Louis Rosenthal Miniature Sculpture Collection

[Judah Maccabee?]
The artistic talent of Louis Rosenthal had its beginnings in the little town of Plugnyan, Lithuania, where he was born on the 20th of February in 1888. Rosenthal was the sixth child of seven children, and from his early childhood years he was known to go out into the forest and experiment with carving his first etchings into the bark of trees, and it was here that the mythological figures that will later be reflected in his miniature sculptures first came to life and captured his imagination.

Beethoven’s 9th Symphony.

The collection housed in the Archives & Special Collections of Albert S. Cook Library at Towson University consists of twenty-four bronze miniature sculptures ranging between one to four inches in height, bronzes, bas-reliefs, and medallions.
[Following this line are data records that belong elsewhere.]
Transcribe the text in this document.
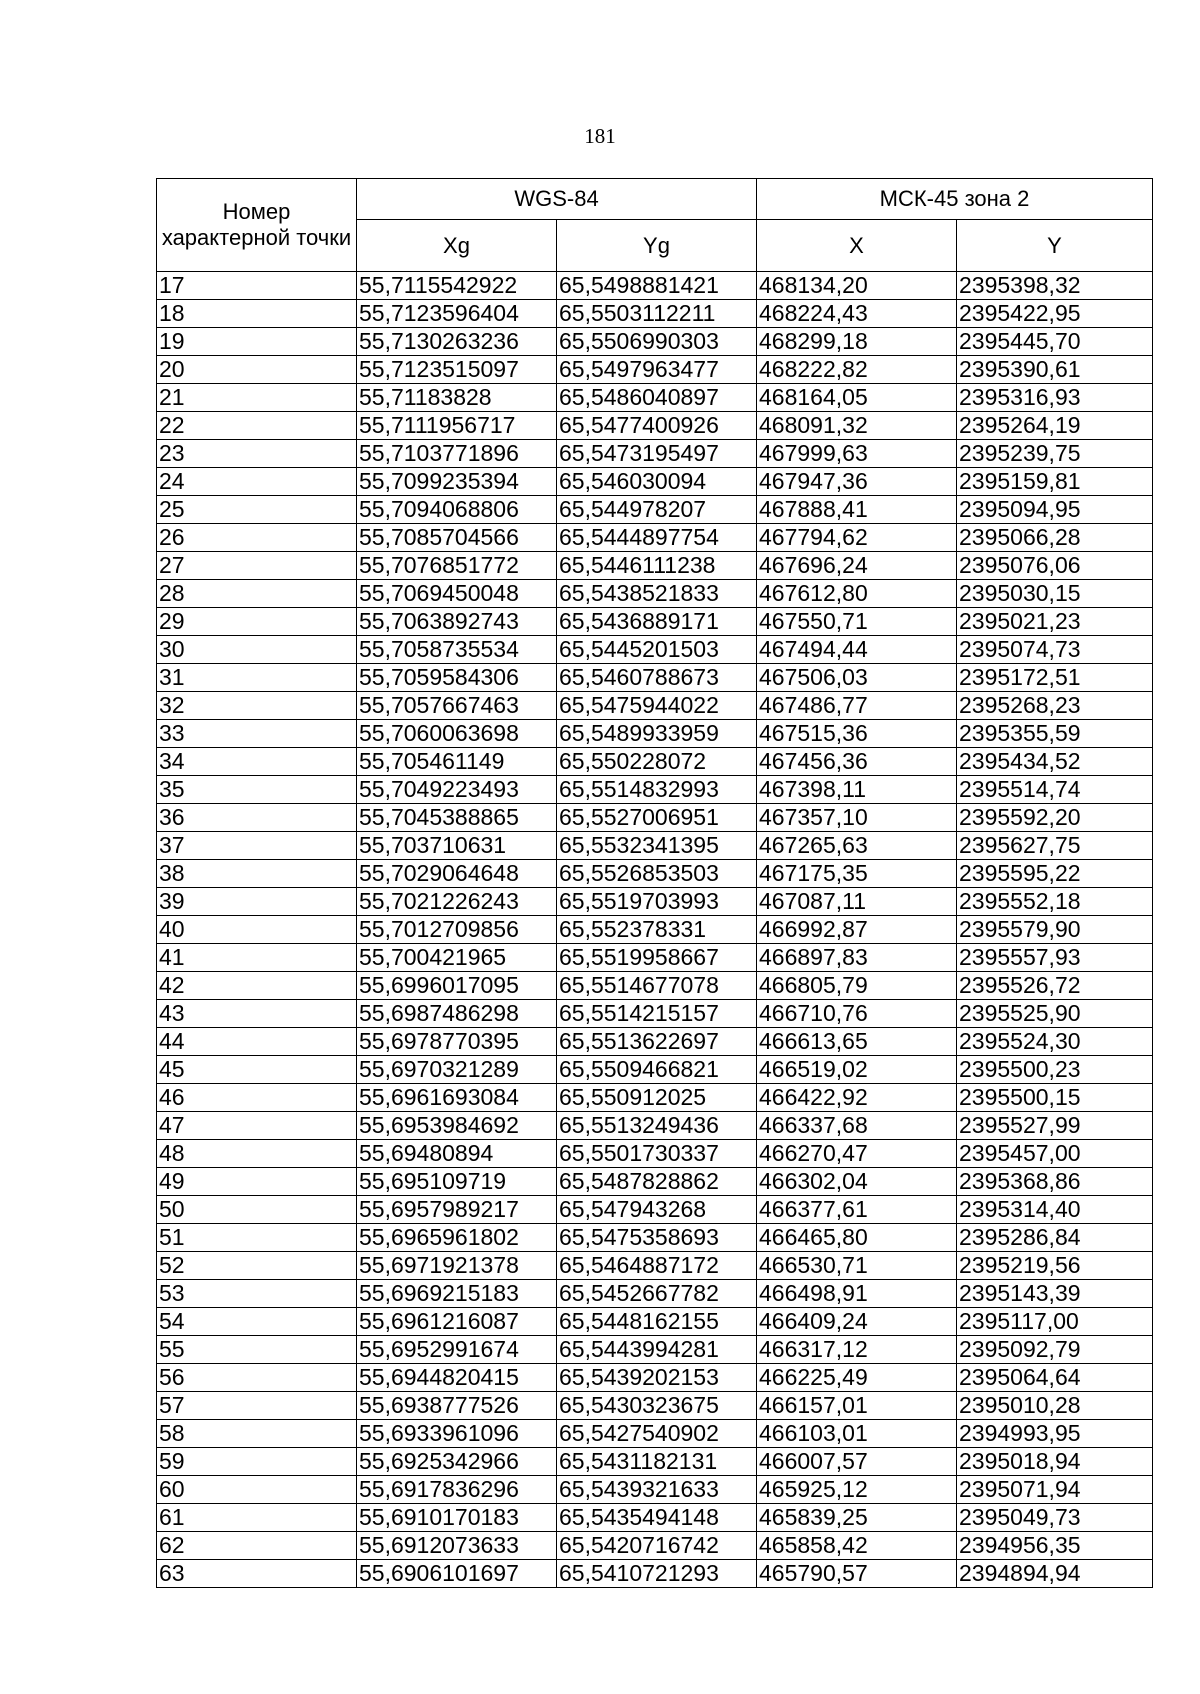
181
Номер характерной точки	WGS-84		МСК-45 зона 2	
	Xg	Yg	X	Y
17	55,7115542922	65,5498881421	468134,20	2395398,32
18	55,7123596404	65,5503112211	468224,43	2395422,95
19	55,7130263236	65,5506990303	468299,18	2395445,70
20	55,7123515097	65,5497963477	468222,82	2395390,61
21	55,71183828	65,5486040897	468164,05	2395316,93
22	55,7111956717	65,5477400926	468091,32	2395264,19
23	55,7103771896	65,5473195497	467999,63	2395239,75
24	55,7099235394	65,546030094	467947,36	2395159,81
25	55,7094068806	65,544978207	467888,41	2395094,95
26	55,7085704566	65,5444897754	467794,62	2395066,28
27	55,7076851772	65,5446111238	467696,24	2395076,06
28	55,7069450048	65,5438521833	467612,80	2395030,15
29	55,7063892743	65,5436889171	467550,71	2395021,23
30	55,7058735534	65,5445201503	467494,44	2395074,73
31	55,7059584306	65,5460788673	467506,03	2395172,51
32	55,7057667463	65,5475944022	467486,77	2395268,23
33	55,7060063698	65,5489933959	467515,36	2395355,59
34	55,705461149	65,550228072	467456,36	2395434,52
35	55,7049223493	65,5514832993	467398,11	2395514,74
36	55,7045388865	65,5527006951	467357,10	2395592,20
37	55,703710631	65,5532341395	467265,63	2395627,75
38	55,7029064648	65,5526853503	467175,35	2395595,22
39	55,7021226243	65,5519703993	467087,11	2395552,18
40	55,7012709856	65,552378331	466992,87	2395579,90
41	55,700421965	65,5519958667	466897,83	2395557,93
42	55,6996017095	65,5514677078	466805,79	2395526,72
43	55,6987486298	65,5514215157	466710,76	2395525,90
44	55,6978770395	65,5513622697	466613,65	2395524,30
45	55,6970321289	65,5509466821	466519,02	2395500,23
46	55,6961693084	65,550912025	466422,92	2395500,15
47	55,6953984692	65,5513249436	466337,68	2395527,99
48	55,69480894	65,5501730337	466270,47	2395457,00
49	55,695109719	65,5487828862	466302,04	2395368,86
50	55,6957989217	65,547943268	466377,61	2395314,40
51	55,6965961802	65,5475358693	466465,80	2395286,84
52	55,6971921378	65,5464887172	466530,71	2395219,56
53	55,6969215183	65,5452667782	466498,91	2395143,39
54	55,6961216087	65,5448162155	466409,24	2395117,00
55	55,6952991674	65,5443994281	466317,12	2395092,79
56	55,6944820415	65,5439202153	466225,49	2395064,64
57	55,6938777526	65,5430323675	466157,01	2395010,28
58	55,6933961096	65,5427540902	466103,01	2394993,95
59	55,6925342966	65,5431182131	466007,57	2395018,94
60	55,6917836296	65,5439321633	465925,12	2395071,94
61	55,6910170183	65,5435494148	465839,25	2395049,73
62	55,6912073633	65,5420716742	465858,42	2394956,35
63	55,6906101697	65,5410721293	465790,57	2394894,94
The themes of the sculptures are historical, mythological, biblical, satirical, and whimsical in nature.

Rosenthal studied in the Yeshiva until he was old enough to enter his father’s milling business, but his artistic interests never faded. When he was 17 years old, Rosenthal received the attention of a teacher in a Viennese school of painting, who urged him to go to Berlin to get artistic training, where he stayed for several months. Then at the age of 19, and after the passing of his father, Rosenthal immigrated to the United States. 

Devil on Ice Skates

After a short stay in Birdsnest, Virginia, he left for Baltimore, Maryland, where he was introduced to Ephraim Keyser, the head of the Rinehart School of Sculpture (now known as the Maryland Institute College of Art, MICA). He received a four year scholarship to the school, and during this time he won several prizes and began receiving recognition as a young talented sculptor.
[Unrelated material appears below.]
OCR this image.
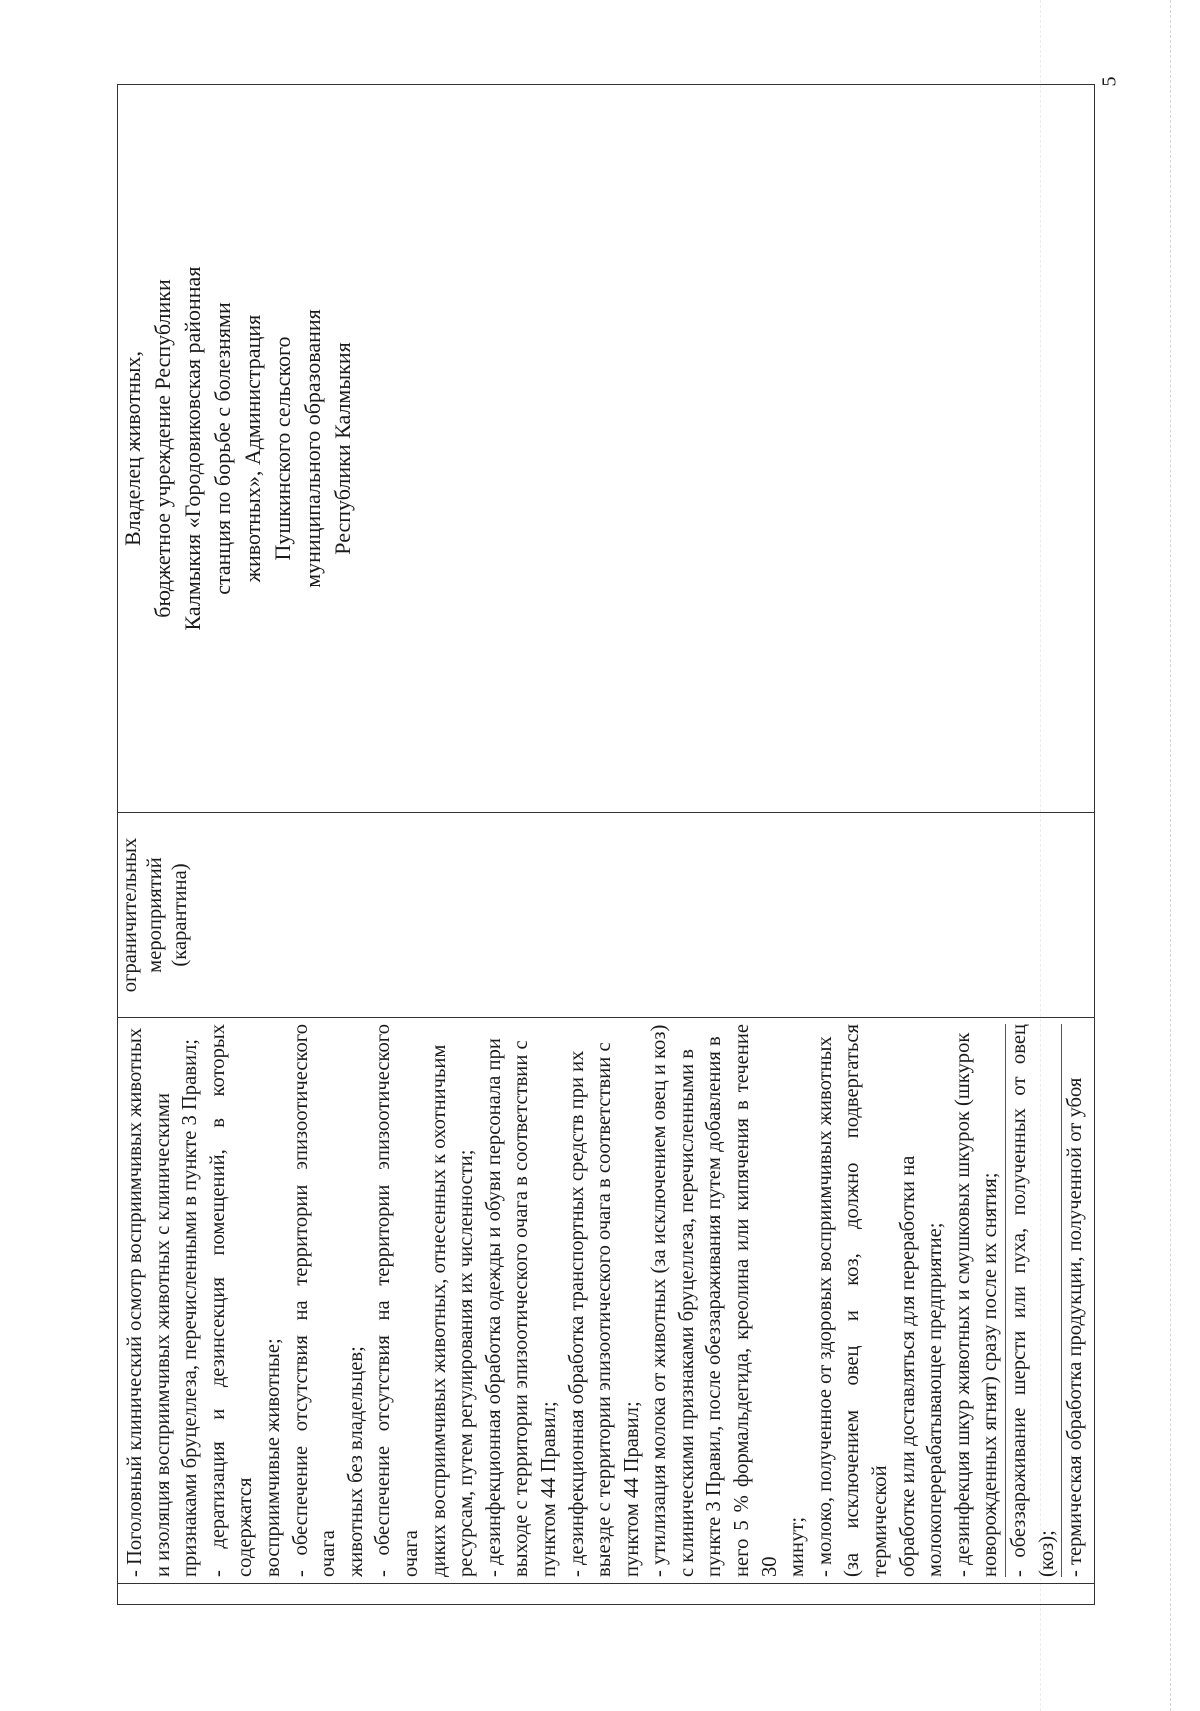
5

- Поголовный клинический осмотр восприимчивых животных и изоляция восприимчивых животных с клиническими признаками бруцеллеза, перечисленными в пункте 3 Правил; - дератизация и дезинсекция помещений, в которых содержатся восприимчивые животные; - обеспечение отсутствия на территории эпизоотического очага животных без владельцев; - обеспечение отсутствия на территории эпизоотического очага диких восприимчивых животных, отнесенных к охотничьим ресурсам, путем регулирования их численности; - дезинфекционная обработка одежды и обуви персонала при выходе с территории эпизоотического очага в соответствии с пунктом 44 Правил; - дезинфекционная обработка транспортных средств при их выезде с территории эпизоотического очага в соответствии с пунктом 44 Правил; - утилизация молока от животных (за исключением овец и коз) с клиническими признаками бруцеллеза, перечисленными в пункте 3 Правил, после обеззараживания путем добавления в него 5 % формальдегида, креолина или кипячения в течение 30 минут; - молоко, полученное от здоровых восприимчивых животных (за исключением овец и коз, должно подвергаться термической обработке или доставляться для переработки на молокоперерабатывающее предприятие; - дезинфекция шкур животных и смушковых шкурок (шкурок новорожденных ягнят) сразу после их снятия; - обеззараживание шерсти или пуха, полученных от овец (коз); - термическая обработка продукции, полученной от убоя

ограничительных мероприятий (карантина)

Владелец животных, бюджетное учреждение Республики Калмыкия «Городовиковская районная станция по борьбе с болезнями животных», Администрация Пушкинского сельского муниципального образования Республики Калмыкия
After graduating from MICA, Rosenthal worked for jewelers and dental offices, working with settings and inlays, and around 1918 he started working with miniature sculptures when he was designing a bronze ring commissioned by opera singer, Enrico Caruso. After finishing this piece, Rosenthal worked on developing a method of casting tiny figures from wax into bronze himself as no foundry in the world could manage to work with figures so small. Between 1918 and 1924, he developed a process to do so, and sources say that in his excitement to rush home and tell his wife about it, he managed to destroy his newly created cast and lost the solution he had worked so hard to develop. It took him three months to rediscover it. 

To make his miniature sculptures, Rosenthal started by carving the model out of black wax with a simple pearl-handled penknife, and he was known for not using a magnifying glass when working with the sculptures, which is quite a task given the accurate detail of his creations. The casting was done using the lost-wax casting process, which involves coating the sculpted wax with a special solution and then evaporating the wax figure to create a mold which can then be used to create the sculpture. Below is a video from the National Sculpture Society explaining the lost-wax casting process.
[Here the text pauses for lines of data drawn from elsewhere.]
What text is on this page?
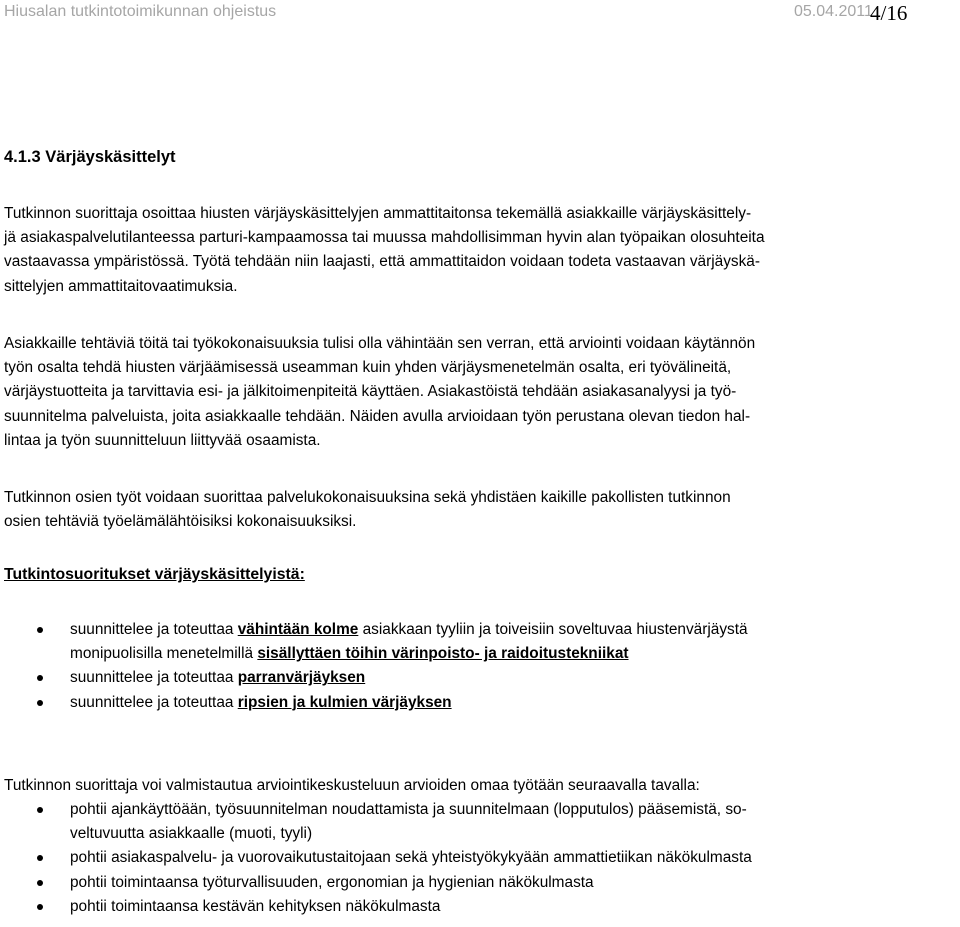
Hiusalan tutkintotoimikunnan ohjeistus	05.04.2011
4/16
4.1.3 Värjäyskäsittelyt
Tutkinnon suorittaja osoittaa hiusten värjäyskäsittelyjen ammattitaitonsa tekemällä asiakkaille värjäyskäsittely-
jä asiakaspalvelutilanteessa parturi-kampaamossa tai muussa mahdollisimman hyvin alan työpaikan olosuhteita
vastaavassa ympäristössä. Työtä tehdään niin laajasti, että ammattitaidon voidaan todeta vastaavan värjäyskä-
sittelyjen ammattitaitovaatimuksia.
Asiakkaille tehtäviä töitä tai työkokonaisuuksia tulisi olla vähintään sen verran, että arviointi voidaan käytännön
työn osalta tehdä hiusten värjäämisessä useamman kuin yhden värjäysmenetelmän osalta, eri työvälineitä,
värjäystuotteita ja tarvittavia esi- ja jälkitoimenpiteitä käyttäen. Asiakastöistä tehdään asiakasanalyysi ja työ-
suunnitelma palveluista, joita asiakkaalle tehdään. Näiden avulla arvioidaan työn perustana olevan tiedon hal-
lintaa ja työn suunnitteluun liittyvää osaamista.
Tutkinnon osien työt voidaan suorittaa palvelukokonaisuuksina sekä yhdistäen kaikille pakollisten tutkinnon
osien tehtäviä työelämälähtöisiksi kokonaisuuksiksi.
Tutkintosuoritukset värjäyskäsittelyistä:
suunnittelee ja toteuttaa vähintään kolme asiakkaan tyyliin ja toiveisiin soveltuvaa hiustenvärjäystä
monipuolisilla menetelmillä sisällyttäen töihin värinpoisto- ja raidoitustekniikat
suunnittelee ja toteuttaa parranvärjäyksen
suunnittelee ja toteuttaa ripsien ja kulmien värjäyksen
Tutkinnon suorittaja voi valmistautua arviointikeskusteluun arvioiden omaa työtään seuraavalla tavalla:
pohtii ajankäyttöään, työsuunnitelman noudattamista ja suunnitelmaan (lopputulos) pääsemistä, so-
veltuvuutta asiakkaalle (muoti, tyyli)
pohtii asiakaspalvelu- ja vuorovaikutustaitojaan sekä yhteistyökykyään ammattietiikan näkökulmasta
pohtii toimintaansa työturvallisuuden, ergonomian ja hygienian näkökulmasta
pohtii toimintaansa kestävän kehityksen näkökulmasta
His first success came about in 1925 with an exhibit held in a Fifth Avenue gallery in New York City, in which almost all of his 40 miniature sculptures were sold and an ensuing article was published in the New York Times. As the story goes, Rosenthal did not know about the success of his show until he saw his name in the newspaper. He did not have enough money to purchase the newspaper so he ran 38 blocks to the reading room of the New York Public Library to read the art critic’s review praising his work. Thereafter, museums and galleries in New York, Washington D.C., London, and Jerusalem exhibited his artwork, and his sculptures are now part of museum collections including the Smithsonian, the Jewish Museums of New York and Maryland, and the Louis Rosenthal Museum.

Centaur and Bacchante, circa 1926

Besides exhibits of his work, Rosenthal also received notable commissions over the course of his artistic career. One of those commissions was for a memorial plaque for the late Governor Albert C. Ritchie in the summer of 1937, and other commissioned artworks included, “The Dawn of Maryland Freedom” and a gift to Lord Balfour, Prime Minister of England. The Royal Society of Miniature Painters, Sculptors and Gravers were so impressed by his work that they extended an invitation for him to join the society. Louis Rosenthal died in John Hopkins Hospital, Baltimore, Md., in 1964 due to a heart attack.  

With a lively imagination and vast knowledge of history and mythology, Rosenthal drew on stories and characters from mythology, folklore, the Old Testament, and everyday life for the subjects of his sculptures.The intricate details of his miniature sculptures are astonishing, and every piece reflected his passion, dedication, and extraordinary skill. As many other talented individuals blessed with the gift to create, he was consumed by his craft and always willing to converse with friends and other artists about his work. As his son, Bernard Rosenthal would recall, “On the street my father was always talking to someone, meeting friends everywhere. He would pull a miniature from his pocket and talk about mythology or stories from the Bible, or whatever he was trying to express in the work. His friends would smile at me and say, did you know that your father was an artist who carries a museum in his pocket?” (The Louis Rosenthal Museum. Web. 18 Sept. 2014.)